Tragedies abound in Presley's story, and one is that he never did play opposite Barbra Streisand in "A Star is Born." To take that role would have meant Elvis would have had to fairly torture himself back into shape, the same way he trimmed down for his 1968 network TV comeback special, and again for the worldwide satellite concert, "Aloha From Hawaii" five years later. To take that role would have meant he would not, as Schilling later said, have succumbed to "creative disappointment."
So many dichotomies surface in Presley's life. He dove into karate, a physical discipline, but was an undisciplined, sloppy figure at the end of his life. He detested street drugs but famously became addicted to prescription pills. He demanded loyalty but was a relentless philanderer — subordinates went out to the line of fans at the International/Hilton, or along the beach in Hawaii, to find "the pick of the litter." He had a terrible temper, shooting inanimate objects (TVs and chandeliers included) and even punching West in the face once. But when it came time to distribute bad news, such as firing Memphis Mafians Sonny and Red West and Dave Hebler — Elvis' father, Vernon, made the call because Elvis shied from that level of confrontation.
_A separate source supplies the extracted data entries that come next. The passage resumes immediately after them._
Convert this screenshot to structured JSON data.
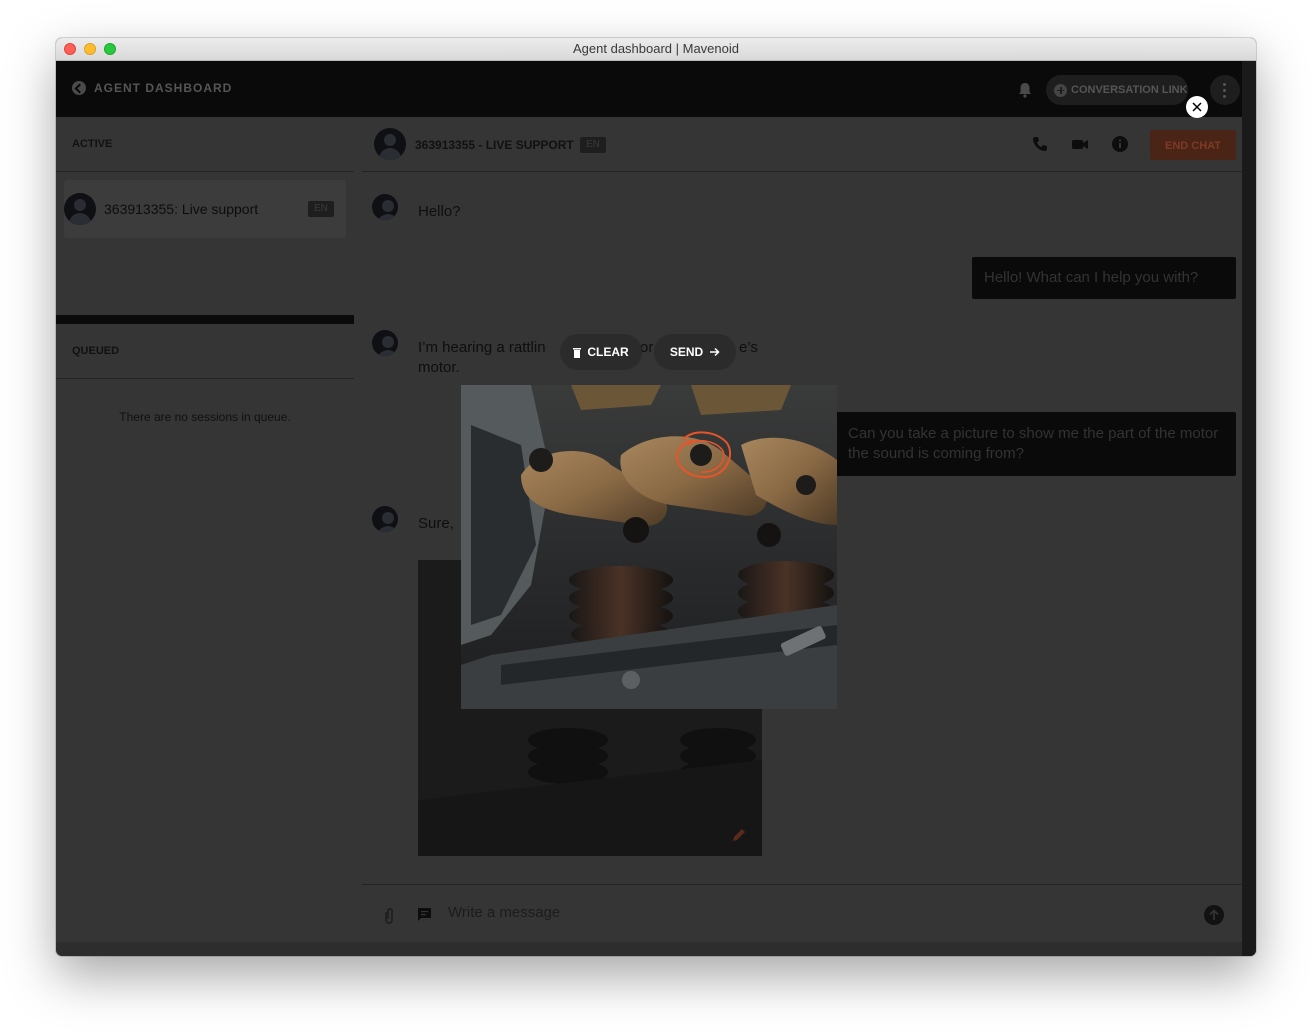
{
  "window": {
    "title": "Agent dashboard | Mavenoid"
  },
  "topbar": {
    "back_label": "AGENT DASHBOARD",
    "conversation_link_label": "CONVERSATION LINK"
  },
  "active_panel": {
    "heading": "ACTIVE",
    "sessions": [
      {
        "name": "363913355: Live support",
        "lang": "EN"
      }
    ]
  },
  "queued_panel": {
    "heading": "QUEUED",
    "empty_text": "There are no sessions in queue."
  },
  "chat": {
    "title": "363913355 - LIVE SUPPORT",
    "lang": "EN",
    "end_chat_label": "END CHAT",
    "messages": [
      {
        "from": "customer",
        "text": "Hello?"
      },
      {
        "from": "agent",
        "text": "Hello! What can I help you with?"
      },
      {
        "from": "customer",
        "text_part1": "I’m hearing a rattlin",
        "text_part2": "or",
        "text_part3": "e’s",
        "text_part4": "motor."
      },
      {
        "from": "agent",
        "text": "Can you take a picture to show me the part of the motor the sound is coming from?"
      },
      {
        "from": "customer",
        "text": "Sure,"
      }
    ],
    "composer_placeholder": "Write a message"
  },
  "annotation_overlay": {
    "clear_label": "CLEAR",
    "send_label": "SEND"
  },
  "colors": {
    "end_chat": "#e05a2e",
    "annotation_stroke": "#e8542a",
    "overlay": "rgba(0,0,0,0.78)"
  },
  "icons": [
    "back-arrow-icon",
    "bell-icon",
    "plus-circle-icon",
    "kebab-menu-icon",
    "phone-icon",
    "video-icon",
    "info-icon",
    "attachment-icon",
    "chat-bubble-icon",
    "send-arrow-icon",
    "pencil-icon",
    "close-icon",
    "trash-icon",
    "arrow-right-icon"
  ]
}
Much of our conversations centered on what would have happened to Elvis had he lived to today to celebrate his 75th birthday. West brought up the film "Lonely Street," in which Jay Mohr plays a private investigator assigned to protect one "Mr. Aaron," who is in fact a comeback-plotting Elvis Presley.
Making Elvis at 75
Elvis is played by Robert Patrick, who in real life looks nothing like Elvis, but during an arduous daily process his face was reconstructed to resemble an elderly Elvis. West talked of the clip, which accompanies the blog, of what Elvis would have looked like. I love it. Maybe this is how an old Elvis Presley can be remembered, if only ...
More on 'Elvis: What Happened?'
That's the title of the warts-and-all Elvis book written by the West and Dave Hebler, with the help of Steve Dunleavy, that was released just weeks before Presley died. An uncovered piece of information during the reporting of the Weekly story was that Lieberman wrote the first three chapters, which were turned back because they were too kind to the subject. Presley was said to be deeply hurt by the book, which was made public just 10 days before he died.
Elvis birthday events
So, this morning I was invited by the crew at KTNV Channel 13 to talk about Presley, and who do I see — donning a remarkable gold-and-white, rhinestone-splattered jumpsuit, but Dennis Wise. Wise, who was doing a sample of his act, is among the longest-running Elvis impressionists in the country, dating to 1977, the year Elvis died. He's performing Saturday night at Santa Fe's Chrome Lounge (click here for the where, when and what-for on that show). Those in the Elvis Empire are fond of impressionists as long as they don't go wingnut and wear the jumpsuit to grocery store, and Wise is one of the good guys in that culture.
Tonight and Saturday at the Cannery — the original Cannery in North Las Vegas — Johnny Fortuno and the Stamps Quartet headline "Celebration of the King's Life. West, Shore, Cynthia Pepper from "Kissin' Cousins," and Darlene Tompkins from "Blue Hawaii" will be on hand, too. Expect Shore to uncork his "Are You Lonesome Tonight?" parody, featuring the lyric: "Are you lonesome tonight? Does your tummy feel tight? Do you take Mylanta all day? Does your memory stray? To that bright, sunny day, when you had all your teeth and gums." When he sings it, you laugh at the pure absurdity. Sammy's 82, and he's still nuts.